Landing a song in a national commercial, TV show, or film can provide both a financial pick-me-up and immeasurable and immediate exposure for indie bands like The Non-Coms. In 2007, Apple trumpeted its new iPod Touch with a 2007 commercial featuring “Music Is My Hot Hot Sex,” a song from the debut album of then-unknown Brazilian band CSS. With an emphatic electronic drumbeat and naughty pop lyrics, the song became the fifteenth most downloaded song in the U.S. within just two weeks of the spot’s premiere.
Los Angeles-based Gabe Hilfer — a music supervisor for consulting and clearance company Clear Songs — says he always has an ear out for new bands to include on his soundtracks.
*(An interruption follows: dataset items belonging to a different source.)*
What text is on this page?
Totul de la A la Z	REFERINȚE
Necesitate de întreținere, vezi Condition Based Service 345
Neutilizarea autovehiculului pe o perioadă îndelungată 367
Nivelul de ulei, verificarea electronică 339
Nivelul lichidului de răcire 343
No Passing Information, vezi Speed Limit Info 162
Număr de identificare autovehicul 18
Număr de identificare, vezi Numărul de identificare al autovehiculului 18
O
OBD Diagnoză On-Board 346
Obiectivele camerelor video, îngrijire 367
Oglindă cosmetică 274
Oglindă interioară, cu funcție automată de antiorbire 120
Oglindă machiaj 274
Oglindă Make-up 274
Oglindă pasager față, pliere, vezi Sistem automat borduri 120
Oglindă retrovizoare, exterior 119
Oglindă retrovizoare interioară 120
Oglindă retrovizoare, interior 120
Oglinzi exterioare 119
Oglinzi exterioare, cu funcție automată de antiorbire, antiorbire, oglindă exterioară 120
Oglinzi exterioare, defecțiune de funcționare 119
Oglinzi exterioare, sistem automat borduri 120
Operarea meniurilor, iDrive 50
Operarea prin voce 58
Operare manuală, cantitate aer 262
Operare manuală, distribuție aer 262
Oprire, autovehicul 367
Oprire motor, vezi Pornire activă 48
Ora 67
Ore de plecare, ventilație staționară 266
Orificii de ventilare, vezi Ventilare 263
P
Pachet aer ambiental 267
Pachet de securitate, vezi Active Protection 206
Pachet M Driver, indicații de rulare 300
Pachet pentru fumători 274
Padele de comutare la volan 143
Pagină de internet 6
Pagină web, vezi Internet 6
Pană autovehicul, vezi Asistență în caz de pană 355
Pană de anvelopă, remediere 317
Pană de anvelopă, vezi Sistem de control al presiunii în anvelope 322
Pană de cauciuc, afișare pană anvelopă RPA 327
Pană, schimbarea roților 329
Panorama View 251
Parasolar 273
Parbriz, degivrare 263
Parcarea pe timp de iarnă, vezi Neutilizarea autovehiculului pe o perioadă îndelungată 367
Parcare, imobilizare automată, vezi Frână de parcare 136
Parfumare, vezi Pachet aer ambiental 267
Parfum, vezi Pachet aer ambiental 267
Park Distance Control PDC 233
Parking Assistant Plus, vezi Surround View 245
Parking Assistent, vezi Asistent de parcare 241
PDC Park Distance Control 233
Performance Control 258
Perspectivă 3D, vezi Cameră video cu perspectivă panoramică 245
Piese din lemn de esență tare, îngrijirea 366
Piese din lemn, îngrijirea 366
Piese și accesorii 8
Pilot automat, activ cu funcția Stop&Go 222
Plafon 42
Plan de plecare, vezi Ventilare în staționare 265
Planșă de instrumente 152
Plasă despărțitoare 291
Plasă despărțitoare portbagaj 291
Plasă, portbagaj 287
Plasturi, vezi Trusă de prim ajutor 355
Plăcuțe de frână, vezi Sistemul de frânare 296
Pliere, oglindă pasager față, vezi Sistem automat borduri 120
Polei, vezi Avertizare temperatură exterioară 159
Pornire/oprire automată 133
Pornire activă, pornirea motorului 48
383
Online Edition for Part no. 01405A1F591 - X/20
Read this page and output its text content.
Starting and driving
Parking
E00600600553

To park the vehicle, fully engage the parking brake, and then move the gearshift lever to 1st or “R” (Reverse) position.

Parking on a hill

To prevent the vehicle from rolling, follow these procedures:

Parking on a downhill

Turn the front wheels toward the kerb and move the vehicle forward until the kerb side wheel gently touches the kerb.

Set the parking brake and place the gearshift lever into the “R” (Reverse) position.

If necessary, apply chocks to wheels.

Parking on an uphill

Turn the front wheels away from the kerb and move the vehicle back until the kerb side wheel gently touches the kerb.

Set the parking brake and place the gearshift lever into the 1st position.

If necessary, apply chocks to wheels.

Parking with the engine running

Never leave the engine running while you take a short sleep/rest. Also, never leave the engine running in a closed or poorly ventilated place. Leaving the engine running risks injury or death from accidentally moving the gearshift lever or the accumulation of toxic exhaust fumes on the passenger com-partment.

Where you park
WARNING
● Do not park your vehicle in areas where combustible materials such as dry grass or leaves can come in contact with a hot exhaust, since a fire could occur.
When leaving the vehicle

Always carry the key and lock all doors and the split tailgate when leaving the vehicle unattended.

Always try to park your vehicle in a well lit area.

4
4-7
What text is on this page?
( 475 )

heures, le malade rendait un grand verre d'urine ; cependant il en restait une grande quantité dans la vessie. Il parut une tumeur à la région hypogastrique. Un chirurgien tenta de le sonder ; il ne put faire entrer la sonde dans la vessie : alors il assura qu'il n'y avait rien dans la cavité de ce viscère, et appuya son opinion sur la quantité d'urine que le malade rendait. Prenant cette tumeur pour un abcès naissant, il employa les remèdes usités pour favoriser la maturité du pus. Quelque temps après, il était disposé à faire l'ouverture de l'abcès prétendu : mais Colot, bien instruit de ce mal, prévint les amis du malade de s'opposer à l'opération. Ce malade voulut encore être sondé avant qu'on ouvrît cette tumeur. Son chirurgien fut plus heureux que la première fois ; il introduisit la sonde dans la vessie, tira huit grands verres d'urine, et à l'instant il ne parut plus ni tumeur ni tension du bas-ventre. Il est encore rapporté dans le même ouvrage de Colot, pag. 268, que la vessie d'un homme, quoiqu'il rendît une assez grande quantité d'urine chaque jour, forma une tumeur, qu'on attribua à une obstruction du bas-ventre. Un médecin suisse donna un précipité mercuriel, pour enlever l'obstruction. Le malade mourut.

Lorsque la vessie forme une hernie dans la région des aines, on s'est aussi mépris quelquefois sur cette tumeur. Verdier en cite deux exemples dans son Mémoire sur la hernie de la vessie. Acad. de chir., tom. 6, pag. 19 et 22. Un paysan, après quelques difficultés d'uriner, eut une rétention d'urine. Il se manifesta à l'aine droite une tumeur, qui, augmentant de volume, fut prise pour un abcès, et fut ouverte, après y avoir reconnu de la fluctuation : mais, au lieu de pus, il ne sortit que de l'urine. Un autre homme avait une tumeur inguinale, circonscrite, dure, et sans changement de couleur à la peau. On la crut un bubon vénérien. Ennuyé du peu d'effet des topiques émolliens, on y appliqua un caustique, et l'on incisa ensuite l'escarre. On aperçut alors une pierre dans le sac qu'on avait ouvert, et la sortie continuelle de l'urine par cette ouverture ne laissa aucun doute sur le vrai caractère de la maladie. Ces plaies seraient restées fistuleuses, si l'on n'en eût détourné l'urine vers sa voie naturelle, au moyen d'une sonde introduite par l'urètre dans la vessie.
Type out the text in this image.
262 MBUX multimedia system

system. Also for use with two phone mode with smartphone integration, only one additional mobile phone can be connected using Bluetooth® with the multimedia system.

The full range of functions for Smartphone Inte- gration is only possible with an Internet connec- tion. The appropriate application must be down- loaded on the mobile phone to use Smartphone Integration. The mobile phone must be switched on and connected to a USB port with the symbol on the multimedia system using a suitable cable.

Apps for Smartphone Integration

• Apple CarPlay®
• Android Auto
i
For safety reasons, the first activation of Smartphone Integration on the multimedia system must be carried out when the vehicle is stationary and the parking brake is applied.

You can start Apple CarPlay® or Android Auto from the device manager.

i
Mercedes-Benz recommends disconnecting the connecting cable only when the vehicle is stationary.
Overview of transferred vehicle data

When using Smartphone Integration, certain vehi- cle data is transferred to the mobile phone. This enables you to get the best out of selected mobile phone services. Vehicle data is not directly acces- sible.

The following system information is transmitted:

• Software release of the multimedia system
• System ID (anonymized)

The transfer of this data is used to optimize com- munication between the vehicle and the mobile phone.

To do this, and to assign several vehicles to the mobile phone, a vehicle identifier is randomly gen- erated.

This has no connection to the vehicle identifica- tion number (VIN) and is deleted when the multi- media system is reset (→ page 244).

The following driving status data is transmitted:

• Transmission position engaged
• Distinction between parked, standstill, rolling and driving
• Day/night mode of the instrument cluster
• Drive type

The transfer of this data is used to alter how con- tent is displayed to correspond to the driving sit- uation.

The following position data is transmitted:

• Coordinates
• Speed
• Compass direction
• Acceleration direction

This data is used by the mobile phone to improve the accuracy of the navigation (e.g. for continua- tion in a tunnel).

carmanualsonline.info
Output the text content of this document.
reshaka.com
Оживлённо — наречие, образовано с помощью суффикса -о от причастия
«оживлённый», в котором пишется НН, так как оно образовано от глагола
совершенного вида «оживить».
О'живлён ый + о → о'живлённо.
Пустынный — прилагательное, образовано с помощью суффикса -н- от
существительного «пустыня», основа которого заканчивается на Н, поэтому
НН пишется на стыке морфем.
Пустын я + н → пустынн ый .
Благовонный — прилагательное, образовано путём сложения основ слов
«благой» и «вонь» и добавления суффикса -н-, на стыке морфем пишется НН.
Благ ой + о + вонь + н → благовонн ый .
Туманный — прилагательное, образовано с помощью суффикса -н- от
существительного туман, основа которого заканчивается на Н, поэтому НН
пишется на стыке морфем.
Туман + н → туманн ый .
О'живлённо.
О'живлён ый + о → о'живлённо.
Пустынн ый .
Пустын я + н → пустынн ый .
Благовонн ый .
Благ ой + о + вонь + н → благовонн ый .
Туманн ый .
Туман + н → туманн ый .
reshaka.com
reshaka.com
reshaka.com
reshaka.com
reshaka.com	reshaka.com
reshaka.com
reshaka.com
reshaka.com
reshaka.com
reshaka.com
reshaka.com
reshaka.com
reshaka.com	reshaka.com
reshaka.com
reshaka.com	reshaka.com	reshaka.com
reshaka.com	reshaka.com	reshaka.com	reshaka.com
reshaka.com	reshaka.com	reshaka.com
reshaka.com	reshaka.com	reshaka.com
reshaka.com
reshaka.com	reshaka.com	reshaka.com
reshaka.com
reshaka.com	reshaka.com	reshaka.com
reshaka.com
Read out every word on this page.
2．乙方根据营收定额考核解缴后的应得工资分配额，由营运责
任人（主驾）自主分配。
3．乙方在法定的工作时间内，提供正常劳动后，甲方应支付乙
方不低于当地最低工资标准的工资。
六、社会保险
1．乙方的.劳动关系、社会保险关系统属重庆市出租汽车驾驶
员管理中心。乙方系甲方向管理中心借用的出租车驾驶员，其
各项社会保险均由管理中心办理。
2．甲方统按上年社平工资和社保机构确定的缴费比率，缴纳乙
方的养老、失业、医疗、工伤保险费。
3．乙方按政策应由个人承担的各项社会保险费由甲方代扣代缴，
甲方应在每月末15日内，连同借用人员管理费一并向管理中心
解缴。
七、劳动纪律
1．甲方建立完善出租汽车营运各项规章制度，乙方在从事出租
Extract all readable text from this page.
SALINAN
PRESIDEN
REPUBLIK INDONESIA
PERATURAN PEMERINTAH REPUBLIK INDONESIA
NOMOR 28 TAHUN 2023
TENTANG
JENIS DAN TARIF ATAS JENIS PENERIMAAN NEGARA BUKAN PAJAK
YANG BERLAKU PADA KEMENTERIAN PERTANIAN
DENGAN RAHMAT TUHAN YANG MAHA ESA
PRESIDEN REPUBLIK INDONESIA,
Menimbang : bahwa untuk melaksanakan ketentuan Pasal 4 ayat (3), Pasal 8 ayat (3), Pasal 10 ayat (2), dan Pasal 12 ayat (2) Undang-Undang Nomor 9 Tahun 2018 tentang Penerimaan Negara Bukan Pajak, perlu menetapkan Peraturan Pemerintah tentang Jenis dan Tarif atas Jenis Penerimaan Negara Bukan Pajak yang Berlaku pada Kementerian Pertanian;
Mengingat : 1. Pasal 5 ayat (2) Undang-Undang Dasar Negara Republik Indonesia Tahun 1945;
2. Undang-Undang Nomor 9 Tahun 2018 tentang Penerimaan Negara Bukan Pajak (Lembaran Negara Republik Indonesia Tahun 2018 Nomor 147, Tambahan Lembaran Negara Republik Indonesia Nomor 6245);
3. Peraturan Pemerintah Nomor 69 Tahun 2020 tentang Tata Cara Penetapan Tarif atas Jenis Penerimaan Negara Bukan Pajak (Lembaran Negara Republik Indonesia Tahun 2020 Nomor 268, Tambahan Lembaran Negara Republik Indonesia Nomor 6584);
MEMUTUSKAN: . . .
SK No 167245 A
As the music man behind blockbusters like The Wrestler and Sicko and TV shows like Treme and Entourage, Hilfer has the power to align the stars for a no-name band. “I’m always interested in working with lesser-known artists,” says Hilfer. “Sometimes projects call for big, well-known songs, and those are an important part of what we do, but finding a great track by a lesser-known artist that works for a scene is in many ways a more rewarding experience.”
Hilfer warns that licensing a song to a film doesn’t normally mean overnight success. If it’s a small project or if the song doesn’t play for very long in a scene, it might not yield many new fans or enough money to write home about. But it can still be an important step in the right direction, says Hilfer. “What I would keep in mind is that the music is getting out there, and we also tend to remember who we’ve had good experiences with and may think of them for the next project which might not be as constrained in terms of budgets.”
The best way for a band to get its music into the hands of Hilfer or someone like him? Go the old-fashioned route. “Put a CD in the mail,” says Hilfer. “I prefer to listen to music that way.”
One last thing: When it comes to peddling a product, bands tend to agonize over whether or not they’re “selling out.” Medders says that’s only cause for concern when a band starts to sound unlike itself — or too much like someone else — for the sake of a dollar.
“Make music that makes your heart pound and your skin tingle and sets your soul on fire,” says Medders. “Then, both humbly and confidently, hand it to the people that publish and pitch. If the music has won you over, chances are it will win somebody else over too.”